Typically, the largest movement occurs around 10:30 a.m. ET, about an hour after the market opens. Later in the day, the market usually cools down and there is less volatility. Volatility is how day traders make money (lows buy and sell high), so the less volatile the market, the less attractive it is to day traders. Of course, every market day is unique, and there could be extenuating circumstances that also lead to volatility in the afternoon. At the height of the tech bubble in the late 1990s, day traders easily made money buying and selling Internet stocks. It didn`t take a lot of skills to succeed at the time. In just 17 months, between October 1998 and March 2000, the NASDAQ composite rose from about 1,344 to a peak of about 5,132. All you had to do was ride this tidal wave to reap the benefits. Many of these traders discovered the index on its way to a low of around 1,108 in October 2002, as much as the index lost 78% of its value in 31 months.

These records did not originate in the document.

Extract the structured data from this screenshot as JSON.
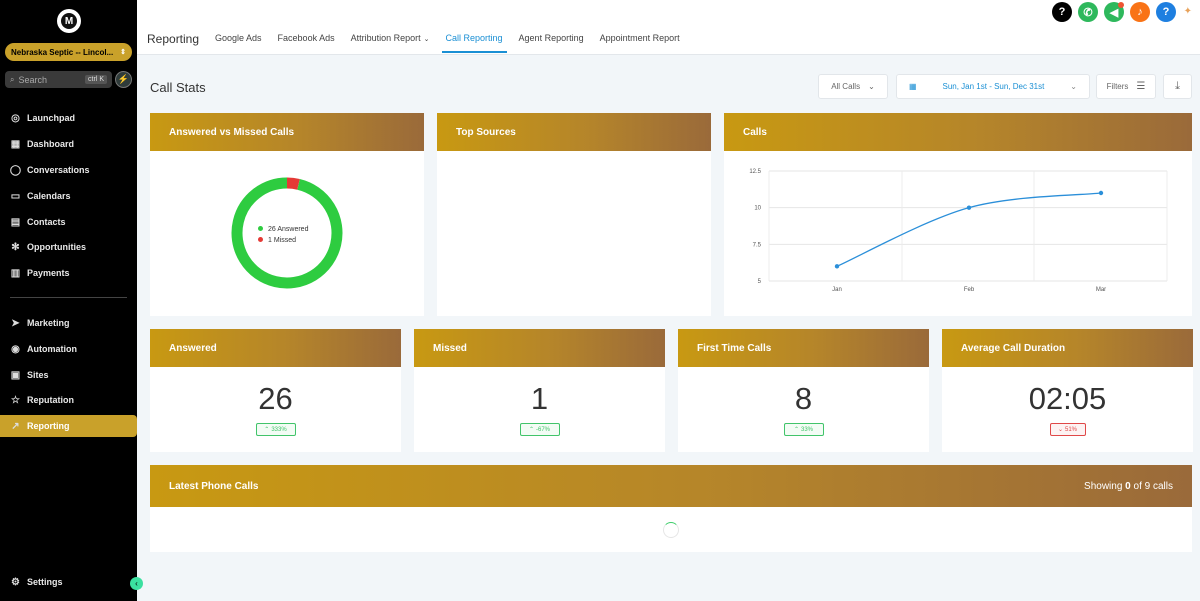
{
  "sidebar": {
    "logo": "M",
    "account": "Nebraska Septic -- Lincol...",
    "search_placeholder": "Search",
    "search_shortcut": "ctrl K",
    "items": [
      {
        "label": "Launchpad",
        "icon": "rocket-icon"
      },
      {
        "label": "Dashboard",
        "icon": "grid-icon"
      },
      {
        "label": "Conversations",
        "icon": "chat-icon"
      },
      {
        "label": "Calendars",
        "icon": "calendar-icon"
      },
      {
        "label": "Contacts",
        "icon": "contacts-icon"
      },
      {
        "label": "Opportunities",
        "icon": "network-icon"
      },
      {
        "label": "Payments",
        "icon": "payments-icon"
      },
      {
        "label": "Marketing",
        "icon": "send-icon"
      },
      {
        "label": "Automation",
        "icon": "automation-icon"
      },
      {
        "label": "Sites",
        "icon": "sites-icon"
      },
      {
        "label": "Reputation",
        "icon": "star-icon"
      },
      {
        "label": "Reporting",
        "icon": "trend-icon"
      }
    ],
    "settings": "Settings"
  },
  "header": {
    "title": "Reporting",
    "tabs": [
      "Google Ads",
      "Facebook Ads",
      "Attribution Report",
      "Call Reporting",
      "Agent Reporting",
      "Appointment Report"
    ],
    "active_tab": "Call Reporting"
  },
  "topbar_icons": [
    {
      "name": "help-dark-icon",
      "glyph": "?",
      "color": "#000000"
    },
    {
      "name": "phone-icon",
      "glyph": "✆",
      "color": "#2eb85c"
    },
    {
      "name": "megaphone-icon",
      "glyph": "◀",
      "color": "#2eb85c"
    },
    {
      "name": "bell-icon",
      "glyph": "♪",
      "color": "#f97316"
    },
    {
      "name": "help-blue-icon",
      "glyph": "?",
      "color": "#1e7fe0"
    }
  ],
  "page": {
    "title": "Call Stats",
    "calls_filter": "All Calls",
    "date_range": "Sun, Jan 1st - Sun, Dec 31st",
    "filters": "Filters"
  },
  "cards": {
    "answered_vs_missed": {
      "title": "Answered vs Missed Calls",
      "legend": [
        "26 Answered",
        "1 Missed"
      ]
    },
    "top_sources": {
      "title": "Top Sources"
    },
    "calls": {
      "title": "Calls"
    }
  },
  "stats": [
    {
      "title": "Answered",
      "value": "26",
      "delta": "333%",
      "trend": "up"
    },
    {
      "title": "Missed",
      "value": "1",
      "delta": "-67%",
      "trend": "up"
    },
    {
      "title": "First Time Calls",
      "value": "8",
      "delta": "33%",
      "trend": "up"
    },
    {
      "title": "Average Call Duration",
      "value": "02:05",
      "delta": "51%",
      "trend": "down"
    }
  ],
  "latest_calls": {
    "title": "Latest Phone Calls",
    "showing_prefix": "Showing",
    "showing_count": "0",
    "showing_mid": "of",
    "showing_total": "9 calls"
  },
  "colors": {
    "accent": "#c9a12a",
    "link": "#1a8fd4",
    "answered": "#2ecc40",
    "missed": "#e53935",
    "line": "#2b8fd9"
  },
  "chart_data": [
    {
      "type": "pie",
      "categories": [
        "Answered",
        "Missed"
      ],
      "values": [
        26,
        1
      ],
      "title": "Answered vs Missed Calls"
    },
    {
      "type": "line",
      "title": "Calls",
      "categories": [
        "Jan",
        "Feb",
        "Mar"
      ],
      "values": [
        6,
        10,
        11
      ],
      "ylim": [
        5,
        12.5
      ],
      "yticks": [
        "12.5",
        "10",
        "7.5",
        "5"
      ],
      "grid": true
    }
  ]
}
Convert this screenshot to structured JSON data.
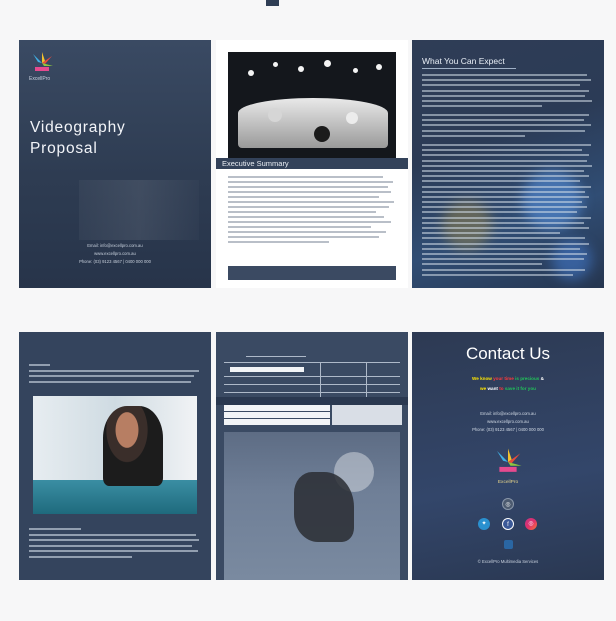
{
  "page1": {
    "logo_text": "ExcellPro",
    "title_line1": "Videography",
    "title_line2": "Proposal",
    "contact": [
      "Email: info@excellpro.com.au",
      "www.excellpro.com.au",
      "Phone: (03) 9123 4567 | 0400 000 000"
    ]
  },
  "page2": {
    "section_title": "Executive Summary"
  },
  "page3": {
    "section_title": "What You Can Expect"
  },
  "page6": {
    "title": "Contact Us",
    "colored_text_line1": [
      "We know",
      "your time",
      "is precious",
      "&"
    ],
    "colored_text_line2": [
      "we",
      "want",
      "to",
      "save it for you"
    ],
    "colors": {
      "yellow": "#ffe600",
      "red": "#ff3a3a",
      "green": "#21c25a",
      "white": "#ffffff"
    },
    "contact": [
      "Email: info@excellpro.com.au",
      "www.excellpro.com.au",
      "Phone: (03) 9123 4567 | 0400 000 000"
    ],
    "logo_text": "ExcellPro",
    "footer": "© ExcellPro Multimedia Services",
    "icons": [
      "instagram-icon",
      "twitter-icon",
      "facebook-icon",
      "instagram-icon",
      "linkedin-icon"
    ]
  }
}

Theoretically, you only need enough money to buy a stock. If you were priceless, you could turn this action into a fortune, however unrealistic this theoretical example may be. In reality, day traders often lose money long before making a profit. Therefore, it is better to invest disposable income only in day trading activities. Day trading with retirement savings or borrowed money is never advisable. There are two different types of day traders. Professional day traders work for large financial institutions. They have access to the tools and training they need to succeed in their careers.

The great advantage of being a professional day trader is that you don`t trade with your own capital. Instead, it is capital from customers and/or the company, so there is no risk to equity. Most professional traders are able to leave their emotions and biases at the door. Develop a process and try it with fictitious professions.